|
Kryostat für extrem tiefe Temperaturen bei langer Vorhaltezeit
Für das Max-Planck-Institut in Heidelberg (Königsstuhl) wurde ein Kryostat gefertigt. Die Entwicklung und Konstruktion erfolgte in enger Zusammenarbeit mit dem Kunden. Durch den Aufbau mit Strahlungsschildern und drei ineinanderliegenden ringförmigen Flüssigstickstoff- bzw. Flüssighelium-Tanks konnte die Experimentaltemperatur im Arbeitsraum auf weniger als ein Kelvin (unter -272 °C) gebracht werden – bei einer Haltezeit von bis zu 70 Stunden!
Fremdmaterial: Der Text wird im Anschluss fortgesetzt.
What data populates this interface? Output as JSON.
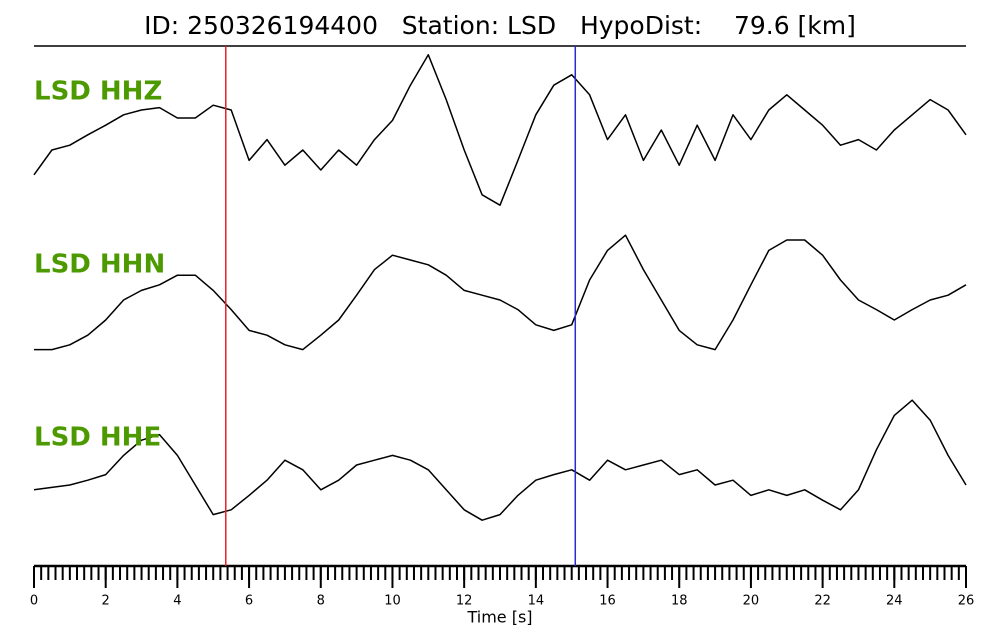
{
  "chart_data": {
    "type": "line",
    "title": "ID: 250326194400   Station: LSD   HypoDist:    79.6 [km]",
    "xlabel": "Time [s]",
    "xlim": [
      0,
      26
    ],
    "xticks": [
      0,
      2,
      4,
      6,
      8,
      10,
      12,
      14,
      16,
      18,
      20,
      22,
      24,
      26
    ],
    "xminorticks": [
      0,
      0.2,
      0.4,
      0.6,
      0.8,
      1,
      1.2,
      1.4,
      1.6,
      1.8,
      2,
      2.2,
      2.4,
      2.6,
      2.8,
      3,
      3.2,
      3.4,
      3.6,
      3.8,
      4,
      4.2,
      4.4,
      4.6,
      4.8,
      5,
      5.2,
      5.4,
      5.6,
      5.8,
      6,
      6.2,
      6.4,
      6.6,
      6.8,
      7,
      7.2,
      7.4,
      7.6,
      7.8,
      8,
      8.2,
      8.4,
      8.6,
      8.8,
      9,
      9.2,
      9.4,
      9.6,
      9.8,
      10,
      10.2,
      10.4,
      10.6,
      10.8,
      11,
      11.2,
      11.4,
      11.6,
      11.8,
      12,
      12.2,
      12.4,
      12.6,
      12.8,
      13,
      13.2,
      13.4,
      13.6,
      13.8,
      14,
      14.2,
      14.4,
      14.6,
      14.8,
      15,
      15.2,
      15.4,
      15.6,
      15.8,
      16,
      16.2,
      16.4,
      16.6,
      16.8,
      17,
      17.2,
      17.4,
      17.6,
      17.8,
      18,
      18.2,
      18.4,
      18.6,
      18.8,
      19,
      19.2,
      19.4,
      19.6,
      19.8,
      20,
      20.2,
      20.4,
      20.6,
      20.8,
      21,
      21.2,
      21.4,
      21.6,
      21.8,
      22,
      22.2,
      22.4,
      22.6,
      22.8,
      23,
      23.2,
      23.4,
      23.6,
      23.8,
      24,
      24.2,
      24.4,
      24.6,
      24.8,
      25,
      25.2,
      25.4,
      25.6,
      25.8,
      26
    ],
    "ylim": [
      -1.1,
      1.1
    ],
    "vlines": [
      {
        "x": 5.35,
        "color": "#e8202a"
      },
      {
        "x": 15.1,
        "color": "#2a2ad0"
      }
    ],
    "label_color": "#4c9a00",
    "x": [
      0,
      0.5,
      1,
      1.5,
      2,
      2.5,
      3,
      3.5,
      4,
      4.5,
      5,
      5.5,
      6,
      6.5,
      7,
      7.5,
      8,
      8.5,
      9,
      9.5,
      10,
      10.5,
      11,
      11.5,
      12,
      12.5,
      13,
      13.5,
      14,
      14.5,
      15,
      15.5,
      16,
      16.5,
      17,
      17.5,
      18,
      18.5,
      19,
      19.5,
      20,
      20.5,
      21,
      21.5,
      22,
      22.5,
      23,
      23.5,
      24,
      24.5,
      25,
      25.5,
      26
    ],
    "series": [
      {
        "name": "LSD HHZ",
        "color": "#000000",
        "values": [
          -0.56,
          -0.25,
          -0.19,
          -0.06,
          0.06,
          0.19,
          0.25,
          0.28,
          0.15,
          0.15,
          0.31,
          0.25,
          -0.38,
          -0.12,
          -0.44,
          -0.25,
          -0.5,
          -0.25,
          -0.44,
          -0.12,
          0.12,
          0.56,
          0.94,
          0.38,
          -0.25,
          -0.81,
          -0.94,
          -0.38,
          0.19,
          0.56,
          0.69,
          0.44,
          -0.12,
          0.19,
          -0.38,
          0,
          -0.44,
          0.06,
          -0.38,
          0.19,
          -0.12,
          0.25,
          0.44,
          0.25,
          0.06,
          -0.19,
          -0.12,
          -0.25,
          0,
          0.19,
          0.38,
          0.25,
          -0.06
        ]
      },
      {
        "name": "LSD HHN",
        "color": "#000000",
        "values": [
          -0.62,
          -0.62,
          -0.56,
          -0.44,
          -0.25,
          0,
          0.12,
          0.19,
          0.31,
          0.31,
          0.12,
          -0.12,
          -0.38,
          -0.44,
          -0.56,
          -0.62,
          -0.44,
          -0.25,
          0.06,
          0.38,
          0.56,
          0.5,
          0.44,
          0.31,
          0.12,
          0.06,
          0,
          -0.12,
          -0.31,
          -0.38,
          -0.31,
          0.25,
          0.62,
          0.81,
          0.38,
          0,
          -0.38,
          -0.56,
          -0.62,
          -0.25,
          0.19,
          0.62,
          0.75,
          0.75,
          0.56,
          0.25,
          0,
          -0.12,
          -0.25,
          -0.12,
          0,
          0.06,
          0.19
        ]
      },
      {
        "name": "LSD HHE",
        "color": "#000000",
        "values": [
          -0.31,
          -0.28,
          -0.25,
          -0.19,
          -0.12,
          0.12,
          0.31,
          0.38,
          0.12,
          -0.25,
          -0.62,
          -0.56,
          -0.38,
          -0.19,
          0.06,
          -0.06,
          -0.31,
          -0.19,
          0,
          0.06,
          0.12,
          0.06,
          -0.06,
          -0.31,
          -0.56,
          -0.69,
          -0.62,
          -0.38,
          -0.19,
          -0.12,
          -0.06,
          -0.19,
          0.06,
          -0.06,
          0,
          0.06,
          -0.12,
          -0.06,
          -0.25,
          -0.19,
          -0.38,
          -0.31,
          -0.38,
          -0.31,
          -0.44,
          -0.56,
          -0.31,
          0.19,
          0.62,
          0.81,
          0.56,
          0.12,
          -0.25
        ]
      }
    ]
  }
}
Durchlaufkryostaten mit großem Arbeitsraum
Das Max-Planck-Institut, Garching wurde von STÖHR ARMATUREN mit einem Durchlaufkryostaten beliefert, der Experimentaltemperaturen von -196 °C in einem sehr großen Arbeitsraum ermöglicht, bei gleichzeitiger Wiederholgenauigkeit von +/- 0,1mm bei einer 90°-Drehbewegung, gemessen am höchsten Punkt des Arbeitsraumes.